Meta kemudian duduk dengan manis di sebelah Calista. Ketika Calista mulai menekan pedal gas, Meta menoleh dengan wajah penasaran.

Are you really my mom?

Calista terbahak mendengarnya.

“Aku jadi minder...”

Calista terbahak lagi ketika mendengar nada sedih ala drama queen keluar dari bibir Meta.

“Sudah deh, nggak usah lebay.”

Look at yourself, Ma!” Meta melebarkan kedua telapak tangannya. “Mama tuh cantik banget, tahu nggak? Apalagi kalau mau dandan begini. Jadi kayak gadis lagi!”

“Berlebihan ya?” Calista merasa hatinya menciut sedikit.

“Enggaklah. Semuanya pas. Pantes banget kalau Papa dulu jatuh cinta sama Mama.”

Calista hampir tersedak. Gadis kecil berumur dua belas tahun? Tahu apa tentang jatuh cinta?

Calista membelokkan city car-nya ke area parkir sebuah lapangan futsal. Setiap hari Jumat sepulang sekolah, Abe selalu bermain futsal dengan teman-temannya. Waktu bubarnya selisih setengah jam dari waktu Meta selesai ekskul.

Ketika Calista dan Meta keluar dari mobil, sebuah suara menyapa Meta. Keduanya menoleh.

“Kamu nunggu abangmu ya?” Cilla berjalan mendekat.

“Iya nih!” jawab Meta.

“Masih lama. Mereka baru aja dapat lapangannya,” tatapan Cilla beralih pada Calista. “Lho! Tante?”

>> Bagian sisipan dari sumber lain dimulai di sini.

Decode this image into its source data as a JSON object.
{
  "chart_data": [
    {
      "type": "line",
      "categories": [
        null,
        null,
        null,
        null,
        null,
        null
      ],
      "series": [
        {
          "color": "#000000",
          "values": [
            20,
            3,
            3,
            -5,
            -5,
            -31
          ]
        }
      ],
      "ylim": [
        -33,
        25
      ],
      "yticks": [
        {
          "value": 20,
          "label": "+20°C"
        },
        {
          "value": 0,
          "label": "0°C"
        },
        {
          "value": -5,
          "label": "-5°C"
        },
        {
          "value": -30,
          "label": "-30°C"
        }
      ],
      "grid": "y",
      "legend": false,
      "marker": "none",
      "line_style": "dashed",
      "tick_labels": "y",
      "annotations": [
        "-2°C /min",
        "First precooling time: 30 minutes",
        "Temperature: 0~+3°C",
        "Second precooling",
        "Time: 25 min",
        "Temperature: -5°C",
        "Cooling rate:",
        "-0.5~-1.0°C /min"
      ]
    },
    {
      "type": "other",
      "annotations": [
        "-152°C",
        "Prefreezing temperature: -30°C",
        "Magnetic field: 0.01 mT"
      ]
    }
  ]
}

Calista tersenyum lebar menatap mata bulat Cilla. Dibalasnya jabatan tangan Cilla.

“Kenapa, La?”

“Aaah! Tante cantik banget! Nggak kayak biasanya! Ups!”

Calista tergelak. Ia masih juga tersenyum-senyum setelah Meta dan Cilla menghilang. Berpamitan untuk cari es campur di depot di sudut kompleks lapangan futsal.

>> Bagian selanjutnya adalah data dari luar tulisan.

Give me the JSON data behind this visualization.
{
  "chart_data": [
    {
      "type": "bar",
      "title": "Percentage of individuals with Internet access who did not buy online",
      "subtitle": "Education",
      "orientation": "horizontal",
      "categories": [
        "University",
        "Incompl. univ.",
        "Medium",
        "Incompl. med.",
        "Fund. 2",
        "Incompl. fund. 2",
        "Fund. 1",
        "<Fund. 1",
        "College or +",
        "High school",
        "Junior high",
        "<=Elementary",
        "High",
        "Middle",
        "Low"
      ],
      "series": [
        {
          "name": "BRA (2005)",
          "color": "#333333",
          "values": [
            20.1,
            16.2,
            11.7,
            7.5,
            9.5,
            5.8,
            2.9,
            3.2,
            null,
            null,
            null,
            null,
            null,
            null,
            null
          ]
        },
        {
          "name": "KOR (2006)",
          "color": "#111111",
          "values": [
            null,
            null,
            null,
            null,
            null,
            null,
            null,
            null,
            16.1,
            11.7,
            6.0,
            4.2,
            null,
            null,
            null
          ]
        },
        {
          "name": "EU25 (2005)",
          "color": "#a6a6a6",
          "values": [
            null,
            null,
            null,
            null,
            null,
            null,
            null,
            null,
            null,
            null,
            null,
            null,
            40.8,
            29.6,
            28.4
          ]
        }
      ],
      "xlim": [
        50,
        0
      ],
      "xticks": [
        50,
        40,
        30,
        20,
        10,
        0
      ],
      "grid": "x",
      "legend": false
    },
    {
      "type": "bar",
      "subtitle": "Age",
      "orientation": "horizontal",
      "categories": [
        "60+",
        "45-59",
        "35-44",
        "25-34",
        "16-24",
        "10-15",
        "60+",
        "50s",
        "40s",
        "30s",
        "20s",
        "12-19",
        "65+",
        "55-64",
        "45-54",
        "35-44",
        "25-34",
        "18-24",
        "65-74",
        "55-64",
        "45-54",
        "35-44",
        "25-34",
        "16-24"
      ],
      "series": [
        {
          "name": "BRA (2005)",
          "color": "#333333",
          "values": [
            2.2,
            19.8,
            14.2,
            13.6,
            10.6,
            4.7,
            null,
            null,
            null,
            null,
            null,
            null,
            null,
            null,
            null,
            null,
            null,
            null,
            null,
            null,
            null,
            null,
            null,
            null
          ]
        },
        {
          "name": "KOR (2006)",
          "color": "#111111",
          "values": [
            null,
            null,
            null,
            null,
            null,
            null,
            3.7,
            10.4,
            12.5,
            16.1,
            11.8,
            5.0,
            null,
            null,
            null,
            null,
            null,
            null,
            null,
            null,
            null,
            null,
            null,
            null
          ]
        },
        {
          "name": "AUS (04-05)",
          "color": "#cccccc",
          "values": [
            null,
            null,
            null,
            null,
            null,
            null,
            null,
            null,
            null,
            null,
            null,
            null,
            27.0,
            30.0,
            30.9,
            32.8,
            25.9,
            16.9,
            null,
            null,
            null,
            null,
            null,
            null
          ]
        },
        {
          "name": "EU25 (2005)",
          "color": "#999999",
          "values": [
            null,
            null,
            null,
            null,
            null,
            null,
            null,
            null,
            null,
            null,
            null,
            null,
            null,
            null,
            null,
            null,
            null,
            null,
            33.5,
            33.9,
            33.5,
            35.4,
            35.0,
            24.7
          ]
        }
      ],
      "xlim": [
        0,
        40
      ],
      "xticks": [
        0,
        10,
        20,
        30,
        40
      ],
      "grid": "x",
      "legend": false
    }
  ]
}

Sambil menunggu selesainya Abe, Calista kemudian duduk di sebuah bangku di bawah pepohonan. Tepat menghadap ke arah jajaran lapangan futsal yang dibatasi oleh pagar kawat hingga ke atap.

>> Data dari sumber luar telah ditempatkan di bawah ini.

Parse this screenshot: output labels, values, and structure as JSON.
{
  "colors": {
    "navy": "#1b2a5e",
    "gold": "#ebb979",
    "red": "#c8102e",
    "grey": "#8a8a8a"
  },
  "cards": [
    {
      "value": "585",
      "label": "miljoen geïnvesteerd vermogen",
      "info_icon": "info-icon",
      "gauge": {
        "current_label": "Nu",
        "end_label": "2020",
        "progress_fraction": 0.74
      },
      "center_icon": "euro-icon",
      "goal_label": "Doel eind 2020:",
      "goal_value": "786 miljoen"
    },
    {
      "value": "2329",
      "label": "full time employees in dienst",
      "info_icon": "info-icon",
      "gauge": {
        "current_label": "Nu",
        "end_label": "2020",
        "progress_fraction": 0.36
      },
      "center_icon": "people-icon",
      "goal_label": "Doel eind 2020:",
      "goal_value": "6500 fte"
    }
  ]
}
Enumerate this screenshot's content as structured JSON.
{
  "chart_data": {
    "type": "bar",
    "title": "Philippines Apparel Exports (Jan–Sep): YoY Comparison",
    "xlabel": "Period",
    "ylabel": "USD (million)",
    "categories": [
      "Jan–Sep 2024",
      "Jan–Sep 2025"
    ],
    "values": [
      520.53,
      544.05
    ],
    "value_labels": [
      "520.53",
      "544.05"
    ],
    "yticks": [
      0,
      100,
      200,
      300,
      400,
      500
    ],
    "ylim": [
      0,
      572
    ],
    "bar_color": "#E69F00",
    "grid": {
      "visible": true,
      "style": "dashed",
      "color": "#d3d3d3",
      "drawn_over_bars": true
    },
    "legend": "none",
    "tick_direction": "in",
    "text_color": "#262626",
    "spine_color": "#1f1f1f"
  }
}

Iseng, ditatapnya satu per satu para pemain futsal di lapangan pertama. Lalu dunianya seolah berhenti. Ia terpaku pada satu sosok.

Laki-laki itu mengenakan seragam futsal berwarna putih biru. Sosoknya yang cukup tinggi tak terlalu menonjol, sebetulnya. Wajahnya juga biasa-biasa saja. Bahkan bentuk badannya pun masih jauh lebih maksimal Danny. Tapi entah kenapa tatapan Calista justru berlabuh padanya.

Duh! Aku ini kenapa?

Diputuskannya untuk mengalihkan saja perhatiannya dari sosok yang mengganggu pandangannya itu. Ia mengeluarkan ponsel dari saku celana jeans-nya.

Cis, sekarang aku tahu apa yang kamu rasakan. Aku lihat seorang laki-laki dan entah kenapa aku sukaaa banget lihatnya. Aku belum pernah ketemu dia sebelum ini.

Dan balasan BBM dari Cissy sungguh membuat Calista terhenyak : Hip hip huraaa! Selamat datang di masa puber kedua!

* * *

Ini adalah hari Jumat ketiga Calista bertemu laki-laki itu. Sebetulnya bertemu bukanlah kata yang pas. Ia cuma melihat laki-laki itu. Tidak pernah lebih. Tapi kejadian baru saja membuatnya tersentak.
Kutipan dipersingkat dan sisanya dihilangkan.